Participants: Allen, Fetrow, John, Loeser, Muday, Norris, Parks, Poole, Turkett
Questions: This group brings together biologists who generate original data sets and computer scientists and mathematicians who build models to find patterns and relationships in these data sets. Investigators focus on the computational modeling of networks of molecules that facilitate communication within and between cells. The group is currently working to understand the difference between two different types of mathematical models that can be constructed (next-state and co-temporal network models) as they relate to biological systems. These researchers are developing techniques to computationally verify the associated algorithms with real biological data, in order to move beyond theoretical data that is often used in the associated literature.
Technology: This group has developed and implemented three different algorithms for the computational modeling of molecular communication. Broadly speaking, the three algorithms can be described as discrete Bayesian, continuous Bayesian and computational algebra. The first two approaches (the “Bayesian” approaches) employ probability-based statistical techniques to compute the likelihood that a given hypothesized network model fits a set of biological data. A computational algebra approach also searches to find polynomial functions, using the measurements of gene/protein entities as values for variables, to generate the observed data using both next-state and co-temporal approaches.
A number of software tools have been developed, many as the result of Masters thesis work of graduate students in the Departments of Mathematics and Computer Science. This work includes methods for employing robust clustering on replicate microarray data sets and methods for searching across known network models to find gene/protein subnetworks exhibiting significant changes in gene expression (as observed on a microarray). This second tool plays a large role in aiding verification of the modeling tools being developed, as it allows for biologically interesting known networks to be extracted from public and commercial databases. This group requires computational resources, including both hardware and software. These modeling algorithms have been designed to be run on multi-processor computers (such as WFU’s DEAC computing cluster) and generate significant amounts of output.
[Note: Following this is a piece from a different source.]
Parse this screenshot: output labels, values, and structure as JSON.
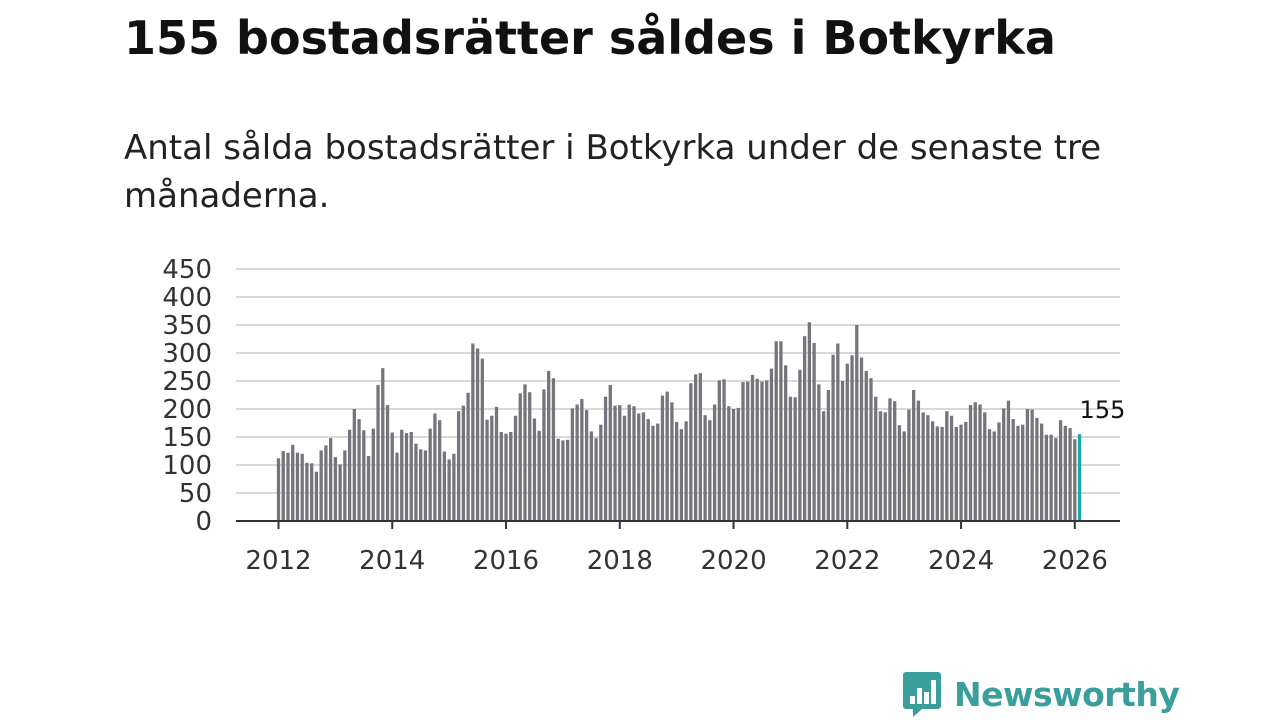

Emphasis Group Activities: This group has a very successful Computational Modeling of Signaling Networks weekly group meeting that has been a fruitful forum for collaboration and communication. As this structure is working well, it will continue as a model for the other groups within the center and will grow with additional participation beyond its current membership. Activities of this subgroup are organized by William Turkett.
Implications: In the July 1, 2005 issue of Science, Elizabeth Pennisi described one of the top twenty-five unanswered questions in science in her article How will Big Pictures Emerge From a Sea of Biological Data?. The problem is that there is a great deal of biological and cellular information available, but no proven techniques for organizing this data into appropriate network models. Verification of these algorithms is an important open question, with great potential to inform biologists about meaning in their data sets, which cannot be addressed without powerful computational and modeling approaches.